Cyanobacteria are “excellent little factories for developing CO2-capture technologies” to help reduce greenhouse gas emissions, says Simon Fraser biochemist Dustin King. The problem, however, is that the cellular mechanisms it and other organisms use to sense and respond to CO2 are a bit of a mystery.
King and his colleagues recently came up with a strategy to shed light on how these water-borne blue-green algae fix CO2. They hope their research will lead to a better understanding of how cyanobacteria regulate their carbon capture system so others can
genetically engineer them to store even more CO2. Genetically modified cyanobacteria are already being used at power stations and factories in some parts of the world to soak up CO2 and King hopes his team’s work will help to boost their efficiency.
Cyanobacteria pull CO2 from the atmosphere so they can use the carbon to create essential nutrients they need to live. They respond to low environmental CO2 levels by actively concentrating it within specialized cellular compartments where it is directly added onto cellular metabolites. However, the mechanism through which cells ‘sense’ low CO2 levels is unknown.
King proposes that CO2 binds to particular proteins and changes their chemical properties.

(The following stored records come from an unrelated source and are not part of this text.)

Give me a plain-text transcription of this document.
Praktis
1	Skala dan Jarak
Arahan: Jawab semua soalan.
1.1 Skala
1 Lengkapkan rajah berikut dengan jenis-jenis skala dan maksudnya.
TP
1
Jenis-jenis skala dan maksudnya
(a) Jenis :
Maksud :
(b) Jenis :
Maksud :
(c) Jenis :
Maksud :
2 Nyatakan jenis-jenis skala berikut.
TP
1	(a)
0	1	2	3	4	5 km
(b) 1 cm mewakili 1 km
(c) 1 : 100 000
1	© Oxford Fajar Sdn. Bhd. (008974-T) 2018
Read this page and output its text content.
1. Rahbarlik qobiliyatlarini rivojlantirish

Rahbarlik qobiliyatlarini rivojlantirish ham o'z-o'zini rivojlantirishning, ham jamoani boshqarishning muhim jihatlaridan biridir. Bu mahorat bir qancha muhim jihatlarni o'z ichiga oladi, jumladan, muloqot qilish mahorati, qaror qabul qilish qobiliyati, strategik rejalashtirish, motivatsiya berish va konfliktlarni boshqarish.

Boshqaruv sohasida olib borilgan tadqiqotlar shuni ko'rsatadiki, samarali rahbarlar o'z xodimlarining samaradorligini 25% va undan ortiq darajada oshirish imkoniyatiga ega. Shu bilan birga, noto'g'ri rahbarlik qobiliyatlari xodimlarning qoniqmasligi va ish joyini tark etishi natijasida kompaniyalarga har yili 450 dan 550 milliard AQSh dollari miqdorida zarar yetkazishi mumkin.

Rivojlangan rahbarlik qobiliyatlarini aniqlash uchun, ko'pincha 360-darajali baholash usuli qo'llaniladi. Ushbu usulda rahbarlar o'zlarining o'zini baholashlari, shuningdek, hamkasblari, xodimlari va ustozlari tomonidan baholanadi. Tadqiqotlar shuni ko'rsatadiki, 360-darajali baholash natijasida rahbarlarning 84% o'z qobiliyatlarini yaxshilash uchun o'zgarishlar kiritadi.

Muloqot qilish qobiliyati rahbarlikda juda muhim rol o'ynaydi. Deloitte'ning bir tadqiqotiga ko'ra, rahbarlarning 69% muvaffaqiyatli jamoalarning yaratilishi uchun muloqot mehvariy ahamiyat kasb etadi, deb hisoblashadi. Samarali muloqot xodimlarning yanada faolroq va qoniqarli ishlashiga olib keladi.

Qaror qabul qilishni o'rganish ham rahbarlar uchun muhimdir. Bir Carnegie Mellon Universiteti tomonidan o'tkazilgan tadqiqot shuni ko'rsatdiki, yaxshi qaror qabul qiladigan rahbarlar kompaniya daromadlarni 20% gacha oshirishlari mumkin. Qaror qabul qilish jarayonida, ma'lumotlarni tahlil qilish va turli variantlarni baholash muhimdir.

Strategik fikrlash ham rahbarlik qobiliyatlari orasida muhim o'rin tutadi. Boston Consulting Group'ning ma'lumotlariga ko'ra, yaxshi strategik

He reasons that this binding serves as a sort of CO2 responsive chemical signal that the cell uses to regulate its CO2-concentrating system. Artificially triggering that signal could lead to increased CO2 storage.
But this process has been hard to study because CO2 binds to proteins and then immediately falls off before scientists can detect it. This means they have no idea what part of the protein is involved in triggering the signal.
King and his colleagues, however, have come up with “a chemical trick” to see these elusive CO2 binding sites on cyanobacteria proteins. In a paper published in July in Nature Chemical Biology, they show how they did it.
The first step was to use a molecule called isocyanic acid that mimics CO2’s behaviour as it binds to a protein. “Isocyanic acid is able to modify the same parts on these proteins that CO2 does, except, as opposed to CO2, it forms a nice, stable adduct,” says King. “Where it gets a bit complicated is how do you now detect CO2 binding using this analogue?”
The answer is to expose the protein-isocyanic acid adduct to CO2. The CO2 then competes with the isocyanic acid to modify the protein, which lessens the amount of isocyanic acid in the adduct.
In the process of competing, the CO2 now forms a stable bond and the resulting adduct can be examined with a mass spectrometer to discover the binding site on the protein. King and his colleagues went a step further by using the synchrotron at the University of Saskatchewan’s Canadian Light Source to study the adduct in three dimensions.
University of Virginia chemist Ku-Lung Hsu calls it “an elegant and powerful method to study the lysine carboxylome.” As he writes in an accompanying commentary, “the ability to quantify Lys-CO2 PTMs on proteins with amino acid resolution enables the assignment of CO2-sensing function not only at the protein level but also to specific protein domains that mediate the response.”
King hopes his team’s discovery will provide a springboard for other, yet-to-be-discovered advances in human and environmental health. “Now we’re beginning to explore what effect changing the function of this protein has, not just in cyanobacteria but in other life forms,” he says.